- Maîtrise des armements
-
La maîtrise des armements ou contrôle des armements (en anglais, arms control) désigne un ensemble coordonné d'actions basé sur des accords politiques ou juridiques afin de limiter, réduire, réglementer ou interdire des catégories d'armes ou des méthodes de guerre.
La maîtrise des armements peut se subdiviser en deux catégories : le désarmement ou la maîtrise des armements stricto sensu : si les mesures de désarmement ont pour but de réduire le niveau des capacités ou activités militaires d'un ou plusieurs États ou d'interdire certains types d'armements, les mesures de maîtrise des armements stricto sensu visent à limiter quantitativement ou qualitativement les technologies et capacités militaires d'un ou plusieurs États.
De manière générale, la maîtrise des armements est un instrument de la diplomatie visant à imposer des limitations entre États participants volontairement par la mise en place de traités et d'accords bilatéraux ou multilatéraux. Toutefois, les mesures de maîtrise des armements peuvent également impliquer des États ou des entités contre leur gré (comme dans le cas de l'imposition de sanctions sur les exportations d'armes, par exemple).
La maîtrise des armements ne doit pas être confondue avec le contrôle des armes à feu (en anglais, gun politics), qui se focalise sur la limitation de la circulation des armes à feu le plus souvent à un niveau national ou régional.
Sommaire
Caractéristiques
Les mesures et accords de maîtrise des armements peuvent prendre de nombreuses formes :
- un accord fixant une limitation quantitative ou qualitative de biens militaires et d'armes ou de méthodes de guerre ;
- un accord de non-prolifération établissant des règles de contrôle des exportations d'armements ou de biens, comme les biens à double usage, permettant de mettre au point certains types d'armes ;
- des mesures de confiance limitant des activités militaires et/ou prévoyant des activités communes à plusieurs États afin d'accroître l'entente entre ceux-ci ;
Les mesures de désarmement sont généralement bilatérales ou multilatérales, bien qu'un État puisse également décider d'en appliquer unilatéralement.

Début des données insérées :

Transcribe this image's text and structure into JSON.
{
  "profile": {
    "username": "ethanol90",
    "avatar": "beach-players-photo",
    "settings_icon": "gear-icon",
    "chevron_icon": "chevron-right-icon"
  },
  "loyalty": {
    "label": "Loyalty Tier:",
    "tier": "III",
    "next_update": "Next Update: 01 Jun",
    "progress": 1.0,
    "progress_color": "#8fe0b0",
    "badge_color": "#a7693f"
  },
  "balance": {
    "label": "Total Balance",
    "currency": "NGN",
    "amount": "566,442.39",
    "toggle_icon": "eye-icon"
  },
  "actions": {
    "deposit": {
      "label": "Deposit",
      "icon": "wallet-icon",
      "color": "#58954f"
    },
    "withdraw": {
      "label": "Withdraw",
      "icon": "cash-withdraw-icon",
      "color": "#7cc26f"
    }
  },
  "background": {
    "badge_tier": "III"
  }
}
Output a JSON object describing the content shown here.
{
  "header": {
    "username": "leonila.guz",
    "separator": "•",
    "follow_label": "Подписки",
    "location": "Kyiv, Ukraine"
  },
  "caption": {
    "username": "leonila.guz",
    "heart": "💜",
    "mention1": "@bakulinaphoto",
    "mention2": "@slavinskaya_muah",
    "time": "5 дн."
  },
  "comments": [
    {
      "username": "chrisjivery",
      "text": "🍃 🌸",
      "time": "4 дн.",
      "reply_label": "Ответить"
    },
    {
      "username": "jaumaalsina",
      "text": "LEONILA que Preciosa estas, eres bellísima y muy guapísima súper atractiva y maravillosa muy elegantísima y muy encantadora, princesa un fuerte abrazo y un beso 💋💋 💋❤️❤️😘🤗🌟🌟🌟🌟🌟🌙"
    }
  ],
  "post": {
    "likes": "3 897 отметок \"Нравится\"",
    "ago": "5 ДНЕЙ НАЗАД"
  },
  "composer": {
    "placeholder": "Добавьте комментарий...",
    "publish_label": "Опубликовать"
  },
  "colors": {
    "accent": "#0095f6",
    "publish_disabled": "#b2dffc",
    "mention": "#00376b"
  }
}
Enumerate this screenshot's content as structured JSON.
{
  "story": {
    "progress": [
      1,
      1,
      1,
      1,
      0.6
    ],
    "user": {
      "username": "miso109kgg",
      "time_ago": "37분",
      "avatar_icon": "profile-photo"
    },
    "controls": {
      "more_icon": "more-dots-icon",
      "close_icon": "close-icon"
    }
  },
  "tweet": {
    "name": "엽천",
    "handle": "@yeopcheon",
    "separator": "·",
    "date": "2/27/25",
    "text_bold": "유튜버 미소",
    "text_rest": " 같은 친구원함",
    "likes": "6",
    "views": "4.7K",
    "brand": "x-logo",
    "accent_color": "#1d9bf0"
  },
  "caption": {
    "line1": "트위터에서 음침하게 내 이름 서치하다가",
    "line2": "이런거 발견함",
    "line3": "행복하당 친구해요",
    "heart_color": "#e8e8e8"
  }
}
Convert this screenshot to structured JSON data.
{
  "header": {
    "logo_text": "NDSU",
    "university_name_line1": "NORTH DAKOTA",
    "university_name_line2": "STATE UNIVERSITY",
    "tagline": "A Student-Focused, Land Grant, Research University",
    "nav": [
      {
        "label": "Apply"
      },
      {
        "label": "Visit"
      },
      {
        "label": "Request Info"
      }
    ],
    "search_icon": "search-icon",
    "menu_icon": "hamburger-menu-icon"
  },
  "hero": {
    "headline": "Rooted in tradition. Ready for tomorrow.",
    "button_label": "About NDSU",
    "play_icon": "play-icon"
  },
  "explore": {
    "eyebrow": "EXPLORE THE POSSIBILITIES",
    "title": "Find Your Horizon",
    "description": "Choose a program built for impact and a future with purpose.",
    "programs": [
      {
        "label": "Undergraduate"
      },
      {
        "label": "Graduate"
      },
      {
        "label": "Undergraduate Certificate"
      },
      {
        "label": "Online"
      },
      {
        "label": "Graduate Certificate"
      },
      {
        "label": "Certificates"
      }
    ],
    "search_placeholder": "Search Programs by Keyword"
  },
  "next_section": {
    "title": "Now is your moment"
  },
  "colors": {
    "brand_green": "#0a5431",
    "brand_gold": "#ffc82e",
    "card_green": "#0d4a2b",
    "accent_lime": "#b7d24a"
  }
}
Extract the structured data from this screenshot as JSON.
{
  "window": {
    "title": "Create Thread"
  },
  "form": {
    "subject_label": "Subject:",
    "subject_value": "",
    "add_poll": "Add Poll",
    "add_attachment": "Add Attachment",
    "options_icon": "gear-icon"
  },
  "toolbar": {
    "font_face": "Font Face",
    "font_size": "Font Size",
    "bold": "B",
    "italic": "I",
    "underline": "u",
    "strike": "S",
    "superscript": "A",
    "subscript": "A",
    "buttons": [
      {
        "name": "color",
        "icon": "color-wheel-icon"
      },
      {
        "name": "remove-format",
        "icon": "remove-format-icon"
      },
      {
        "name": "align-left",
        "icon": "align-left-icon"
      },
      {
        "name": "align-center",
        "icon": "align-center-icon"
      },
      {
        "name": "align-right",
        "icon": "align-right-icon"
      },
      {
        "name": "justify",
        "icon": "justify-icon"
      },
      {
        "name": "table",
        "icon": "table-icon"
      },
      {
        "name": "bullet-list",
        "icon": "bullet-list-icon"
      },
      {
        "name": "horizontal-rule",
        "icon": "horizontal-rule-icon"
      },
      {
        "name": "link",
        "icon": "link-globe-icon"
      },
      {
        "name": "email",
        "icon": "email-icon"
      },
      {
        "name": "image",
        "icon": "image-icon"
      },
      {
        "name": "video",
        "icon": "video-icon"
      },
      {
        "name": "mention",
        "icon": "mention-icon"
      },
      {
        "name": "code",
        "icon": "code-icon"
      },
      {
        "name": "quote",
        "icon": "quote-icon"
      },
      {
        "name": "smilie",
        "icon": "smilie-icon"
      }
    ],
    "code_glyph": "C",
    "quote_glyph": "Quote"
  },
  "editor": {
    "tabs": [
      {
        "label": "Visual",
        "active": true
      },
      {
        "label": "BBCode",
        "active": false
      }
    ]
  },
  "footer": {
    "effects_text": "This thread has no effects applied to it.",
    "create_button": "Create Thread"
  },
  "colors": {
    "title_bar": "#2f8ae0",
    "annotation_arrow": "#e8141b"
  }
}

Histoire de la maîtrise des armements
Prémices de la maîtrise des armements
Les premiers accords de maîtrise des armements se font jour à partir des Temps modernes, époque marquée par le développements des armes à feu et d'énormes changements dans les méthodes de guerre. Cependant, jusqu'à la fin du XIXe siècle, les accords de ce type demeurent épisodiques, anecdotiques et peu respectés ou sont souvent imposés à un État vaincu. Le plus célèbre d'entre eux est l'Accord de Strasbourg, signé en 1675 par la France et le Saint-Empire romain germanique afin d'interdire l'utilisation de balles empoisonnées, considérées comme des armes chimiques. Par la suite, en 1817, les États-Unis et le Royaume-Uni signent l'Accord Rush-Bagot qui limite la taille des forces navales engagées par les deux pays sur les Grands Lacs et le Lac Champlain.
De la révolution industrielle à la Première Guerre mondiale
La révolution industrielle mena par après à une mécanisation croissante des méthodes de guerre, et notamment des armes à feu. Le potentiel croissant de dévastation causée par les conflits encouragea certains chefs d'État à promouvoir des mesures de maîtrise des armements. Ainsi, le tsar Nicolas II de Russie appela 26 pays à participer à une conférence à La Haye en 1899. Cette conférence aboutit, entre autres, à la signature de la Convention concernant les lois et coutumes de la guerre sur terre et à la mise en place de la Cour d'arbitrage international de La Haye. Une deuxième Conférence fut convoquée à La Haye en 1907 afin d'amender et réviser les termes des Conventions créées en 1899. Les textes ainsi mis en place représentent aujourd’hui les règles de droit coutumier. Une troisième Conférence de la paix était prévue dans la même ville en 1915 mais elle fut annulée en raison de l'éruption de la Première Guerre mondiale.
Entre-deux-guerres
Après le conflit, la Société des Nations fut créée afin de maintenir la paix en Europe par le biais du désarmement et de la prévention des conflits. Elle fut cependant de très peu d'utilité pour empêcher la détérioration de la situation internationale menant quelques années plus tard à la Seconde Guerre mondiale.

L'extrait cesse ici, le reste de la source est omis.